Soulmate
Hanya soal waktu, matahari mulai tergelincir.
“huuuf.. tumben hari ini gak hujan ya soul?”
“ iya yaa”
Hari ini kami sama-sama menatap matahari senja.
Duduk dibawah pohon atas bukit. Masih mengenakan seragam sekolah, masih membawa
tas yang sekarang tergeletak di tanah berumput.
“soul.. aku
seneng deh kalo sama kamu, aku bisa cerita baanyak hal! Biasanya aku cuma
dengerin orang-orang cerita dan ikutan nimpalin komentar aja hehe..”.
“ yeeh dasar mate
jeleek~”
“tuuh kan mulai dah gak jelasnya!”
“aahh mate
maah jangan gitu!”
“ ahh biarin ajaa hahaa. Ahh souul”
Beginilah kami, entah aku yang aneh atau ‘soul’ku yang aneh, atau yang lebih bahaya
lagi kita sama-sama aneh. Hampir setiap Jumat setelah pulang sekolah, kami
menuju tempat favorit kami. Gundukan tanah yang tak tinggi di pinggir taman,
sangat indah jika melihat matahari turun dari singgasananya.
“soul~
masa kayaknya aku jahat deh.....”
“ emang iya”. Menyerobot perkataanku seenaknya.
“ahh tau ah males kan”. Jelas aku pura-pura
jengkel karena aku tahu ia pasti bercanda.
“hehe apaan? Kenapa jahat?”
“huu jelek~. Soalnya aku sering ngeboongin orang
aku gak mau keliatan sedih di depan orang. Walaupun aku sedih atau marah sama
orang aku selalu bohong kalo aku gapapa. Mungkin orang bakal mikir aku gak bisa
marah, atau mungkin jarang keliatan sedih, sebenarnya bukan karena gak bisa
marah atau sedih, tapi aku gak bisa memperlihatkannya.”

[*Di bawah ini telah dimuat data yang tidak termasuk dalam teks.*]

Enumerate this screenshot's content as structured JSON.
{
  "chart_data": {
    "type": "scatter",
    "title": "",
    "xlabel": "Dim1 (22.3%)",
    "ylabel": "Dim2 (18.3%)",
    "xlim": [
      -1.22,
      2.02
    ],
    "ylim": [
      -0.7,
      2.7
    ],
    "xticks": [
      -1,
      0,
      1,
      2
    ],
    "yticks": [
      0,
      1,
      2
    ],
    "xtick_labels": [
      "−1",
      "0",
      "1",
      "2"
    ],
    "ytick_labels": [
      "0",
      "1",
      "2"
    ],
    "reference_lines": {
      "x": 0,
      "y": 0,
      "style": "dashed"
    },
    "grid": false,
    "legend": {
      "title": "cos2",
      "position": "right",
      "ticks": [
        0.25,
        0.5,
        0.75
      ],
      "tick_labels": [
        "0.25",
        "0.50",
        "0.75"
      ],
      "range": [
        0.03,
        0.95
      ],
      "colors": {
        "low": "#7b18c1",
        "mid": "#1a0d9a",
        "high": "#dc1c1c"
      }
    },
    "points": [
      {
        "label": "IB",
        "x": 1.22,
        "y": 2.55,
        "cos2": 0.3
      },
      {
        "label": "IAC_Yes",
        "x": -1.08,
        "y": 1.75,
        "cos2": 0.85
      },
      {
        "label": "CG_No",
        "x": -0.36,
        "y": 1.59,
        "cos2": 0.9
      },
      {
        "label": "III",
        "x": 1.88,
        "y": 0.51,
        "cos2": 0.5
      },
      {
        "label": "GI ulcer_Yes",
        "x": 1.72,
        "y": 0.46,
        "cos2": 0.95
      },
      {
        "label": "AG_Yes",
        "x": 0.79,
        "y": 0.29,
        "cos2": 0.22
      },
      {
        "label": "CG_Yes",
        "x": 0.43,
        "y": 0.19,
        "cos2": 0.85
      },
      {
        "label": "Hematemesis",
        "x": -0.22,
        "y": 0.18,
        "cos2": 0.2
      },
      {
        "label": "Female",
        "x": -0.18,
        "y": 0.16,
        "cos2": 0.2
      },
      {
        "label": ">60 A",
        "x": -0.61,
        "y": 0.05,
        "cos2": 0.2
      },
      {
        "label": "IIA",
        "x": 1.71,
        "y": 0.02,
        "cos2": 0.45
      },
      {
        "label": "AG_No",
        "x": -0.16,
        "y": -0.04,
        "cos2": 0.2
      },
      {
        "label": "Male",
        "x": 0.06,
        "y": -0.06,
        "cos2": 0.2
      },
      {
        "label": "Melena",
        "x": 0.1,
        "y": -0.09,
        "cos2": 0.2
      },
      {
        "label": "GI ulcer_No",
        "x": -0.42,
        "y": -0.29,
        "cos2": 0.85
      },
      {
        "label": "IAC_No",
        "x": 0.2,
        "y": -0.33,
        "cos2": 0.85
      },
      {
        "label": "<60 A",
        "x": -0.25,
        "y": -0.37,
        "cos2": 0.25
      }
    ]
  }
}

“ haha kamu emang gitu mate, kamu cuma bisa cerita atau memperlihatkannya ke orang yang
deket sama kamu aja kan? Aku juga gitu kok..”
“ahh soul
mah~”
“diih ni anak yaak gak jelas banget hehe”

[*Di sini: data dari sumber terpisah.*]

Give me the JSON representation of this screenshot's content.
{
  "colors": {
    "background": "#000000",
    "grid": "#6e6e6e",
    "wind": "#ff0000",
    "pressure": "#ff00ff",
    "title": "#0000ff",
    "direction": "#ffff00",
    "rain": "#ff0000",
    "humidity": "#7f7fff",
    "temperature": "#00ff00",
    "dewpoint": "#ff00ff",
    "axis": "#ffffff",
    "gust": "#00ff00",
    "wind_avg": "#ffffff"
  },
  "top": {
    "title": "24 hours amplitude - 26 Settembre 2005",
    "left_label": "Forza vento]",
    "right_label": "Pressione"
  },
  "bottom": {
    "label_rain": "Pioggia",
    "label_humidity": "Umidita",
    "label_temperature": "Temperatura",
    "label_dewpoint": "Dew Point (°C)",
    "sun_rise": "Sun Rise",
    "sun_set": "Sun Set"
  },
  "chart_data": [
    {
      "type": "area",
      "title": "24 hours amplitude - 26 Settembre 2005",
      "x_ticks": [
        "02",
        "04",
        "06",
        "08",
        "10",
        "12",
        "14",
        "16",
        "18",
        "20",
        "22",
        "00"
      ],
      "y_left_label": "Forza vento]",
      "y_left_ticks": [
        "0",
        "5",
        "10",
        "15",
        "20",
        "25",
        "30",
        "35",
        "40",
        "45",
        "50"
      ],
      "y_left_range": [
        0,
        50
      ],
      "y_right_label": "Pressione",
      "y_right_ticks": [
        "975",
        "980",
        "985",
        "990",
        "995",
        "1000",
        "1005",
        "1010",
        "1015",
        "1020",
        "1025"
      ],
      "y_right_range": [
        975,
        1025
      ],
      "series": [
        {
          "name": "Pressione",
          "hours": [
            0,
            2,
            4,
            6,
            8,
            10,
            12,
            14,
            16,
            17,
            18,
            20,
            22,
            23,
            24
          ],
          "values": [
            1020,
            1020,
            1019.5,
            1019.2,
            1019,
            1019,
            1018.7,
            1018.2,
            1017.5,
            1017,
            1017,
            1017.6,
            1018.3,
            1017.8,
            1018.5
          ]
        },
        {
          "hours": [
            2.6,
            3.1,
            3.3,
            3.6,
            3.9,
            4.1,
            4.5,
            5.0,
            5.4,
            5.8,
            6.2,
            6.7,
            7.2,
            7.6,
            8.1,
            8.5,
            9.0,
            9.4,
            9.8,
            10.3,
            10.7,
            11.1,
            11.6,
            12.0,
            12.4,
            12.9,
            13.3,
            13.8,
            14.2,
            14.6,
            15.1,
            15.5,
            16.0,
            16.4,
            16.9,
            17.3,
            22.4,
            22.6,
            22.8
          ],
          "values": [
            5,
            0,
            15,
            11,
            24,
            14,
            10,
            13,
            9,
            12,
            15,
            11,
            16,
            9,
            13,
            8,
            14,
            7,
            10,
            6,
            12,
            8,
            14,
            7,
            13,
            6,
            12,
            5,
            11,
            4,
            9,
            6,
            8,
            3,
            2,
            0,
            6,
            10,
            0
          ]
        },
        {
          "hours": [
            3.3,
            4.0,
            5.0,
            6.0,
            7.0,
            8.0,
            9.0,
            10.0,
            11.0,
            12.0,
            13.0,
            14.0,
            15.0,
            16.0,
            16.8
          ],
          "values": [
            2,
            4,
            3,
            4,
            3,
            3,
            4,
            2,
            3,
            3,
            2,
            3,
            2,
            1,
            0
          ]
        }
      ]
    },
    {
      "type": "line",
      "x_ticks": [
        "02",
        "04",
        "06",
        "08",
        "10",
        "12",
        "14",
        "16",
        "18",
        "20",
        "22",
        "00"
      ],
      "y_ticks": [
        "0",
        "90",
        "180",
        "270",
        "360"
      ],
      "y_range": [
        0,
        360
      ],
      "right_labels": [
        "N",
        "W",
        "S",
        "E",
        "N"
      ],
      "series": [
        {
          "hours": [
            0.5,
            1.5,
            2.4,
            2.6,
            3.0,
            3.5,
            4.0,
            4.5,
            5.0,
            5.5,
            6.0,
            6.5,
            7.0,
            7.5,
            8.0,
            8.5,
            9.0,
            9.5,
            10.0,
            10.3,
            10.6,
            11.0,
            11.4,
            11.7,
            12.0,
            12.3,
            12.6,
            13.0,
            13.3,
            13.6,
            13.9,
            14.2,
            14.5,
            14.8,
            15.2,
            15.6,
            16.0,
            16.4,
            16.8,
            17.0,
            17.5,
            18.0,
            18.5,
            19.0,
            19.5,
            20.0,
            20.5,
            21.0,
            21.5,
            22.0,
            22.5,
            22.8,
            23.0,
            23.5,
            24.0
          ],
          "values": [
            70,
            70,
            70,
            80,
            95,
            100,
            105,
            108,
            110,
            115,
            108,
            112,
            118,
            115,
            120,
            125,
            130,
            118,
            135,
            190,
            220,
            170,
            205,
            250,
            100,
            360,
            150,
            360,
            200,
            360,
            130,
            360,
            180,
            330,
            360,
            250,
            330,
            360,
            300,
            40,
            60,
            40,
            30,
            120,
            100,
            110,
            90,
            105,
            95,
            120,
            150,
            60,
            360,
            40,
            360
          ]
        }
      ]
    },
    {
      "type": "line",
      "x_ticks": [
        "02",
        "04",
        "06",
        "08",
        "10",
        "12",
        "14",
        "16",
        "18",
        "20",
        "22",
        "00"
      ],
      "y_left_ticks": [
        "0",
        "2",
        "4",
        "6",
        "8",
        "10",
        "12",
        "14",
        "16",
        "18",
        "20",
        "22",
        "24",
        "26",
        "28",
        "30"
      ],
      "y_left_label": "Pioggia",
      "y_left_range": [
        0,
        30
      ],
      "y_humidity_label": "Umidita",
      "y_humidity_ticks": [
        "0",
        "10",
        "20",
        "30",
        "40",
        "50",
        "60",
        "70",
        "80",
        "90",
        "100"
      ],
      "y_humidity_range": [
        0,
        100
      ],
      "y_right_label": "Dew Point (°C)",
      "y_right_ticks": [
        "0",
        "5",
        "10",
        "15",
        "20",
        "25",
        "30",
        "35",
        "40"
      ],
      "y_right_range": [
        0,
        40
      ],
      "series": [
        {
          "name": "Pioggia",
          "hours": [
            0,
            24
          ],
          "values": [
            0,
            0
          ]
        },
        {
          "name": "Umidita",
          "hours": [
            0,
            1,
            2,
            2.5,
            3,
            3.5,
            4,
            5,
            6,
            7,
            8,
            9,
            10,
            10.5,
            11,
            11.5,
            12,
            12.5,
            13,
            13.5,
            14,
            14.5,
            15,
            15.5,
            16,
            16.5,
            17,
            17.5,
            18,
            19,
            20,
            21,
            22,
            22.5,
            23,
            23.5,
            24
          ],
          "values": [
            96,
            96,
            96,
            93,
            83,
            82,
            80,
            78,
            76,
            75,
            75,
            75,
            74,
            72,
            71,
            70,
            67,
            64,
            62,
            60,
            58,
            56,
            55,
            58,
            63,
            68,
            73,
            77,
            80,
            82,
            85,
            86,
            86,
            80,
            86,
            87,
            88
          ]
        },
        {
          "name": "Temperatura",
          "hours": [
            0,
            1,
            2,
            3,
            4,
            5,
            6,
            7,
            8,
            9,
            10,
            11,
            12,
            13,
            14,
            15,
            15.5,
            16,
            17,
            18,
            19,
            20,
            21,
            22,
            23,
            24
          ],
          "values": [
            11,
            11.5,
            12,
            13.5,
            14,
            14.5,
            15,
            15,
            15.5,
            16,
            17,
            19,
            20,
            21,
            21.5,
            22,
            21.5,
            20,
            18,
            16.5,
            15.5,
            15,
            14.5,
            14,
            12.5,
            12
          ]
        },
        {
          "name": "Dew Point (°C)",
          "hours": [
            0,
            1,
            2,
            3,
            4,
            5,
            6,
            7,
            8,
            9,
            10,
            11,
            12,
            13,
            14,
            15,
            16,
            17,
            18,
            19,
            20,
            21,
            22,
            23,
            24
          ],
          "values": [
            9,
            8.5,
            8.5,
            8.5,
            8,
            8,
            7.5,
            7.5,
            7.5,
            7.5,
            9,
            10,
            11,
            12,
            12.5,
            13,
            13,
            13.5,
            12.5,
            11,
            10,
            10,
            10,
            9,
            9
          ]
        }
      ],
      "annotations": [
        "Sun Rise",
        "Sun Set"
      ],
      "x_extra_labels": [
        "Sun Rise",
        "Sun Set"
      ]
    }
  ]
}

Itu yang aku suka dari ‘soul’ku, dia begitu paham aku juga tidak tau kenapa bisa begitu apa
karena dia seperti itu atau kita memang sama. Dia itu aneh, lebih aneh lagi
jika aku memikirkan bagaimana kita bertemu dan mulai berteman.
Setelah diingat-ingat ternyata memang aku yang
lebih banyak menceritakan diriku, masalahku, sikap ku. Ketika aku mengatakan
bahwa aku tak mau beranjak dewasa dia sependapat, ketika aku menunjukan puisi
yang menceritakan keadaan ku dengan permainan kata yang ku persulit sehingga
tak mudah mengartiknnya, tetapi ia cukup mengerti maksud puisi itu, atau saat aku
berkata bahwa aku terlalu egois dan sedikit manja untuk menjadi seorang anak
pertama, dan tidak memperdulikan kata-kata ibuku karena memng tak ingin diatur
apapun. Ia hanya berkata ‘ihh dasar’ atau ‘haha aku juga gitu kok’. Aku mersa
begitu bodohnya aku, begitu banyak bicaranya aku sedangkan aku tak tau apakah
aku benar-benar tahu dia bagaimana dan seperti apa, seperti, apakah aku akan mengerti
majas-majas yang ia buat untuk menunjukan perasaaannya.
“ehh soul
yang kayak di buku –buku dong, aku mau nanya?”
“apa lagii?”
“kamu lebih suka hujan atau cerah kayak aku? Hehe”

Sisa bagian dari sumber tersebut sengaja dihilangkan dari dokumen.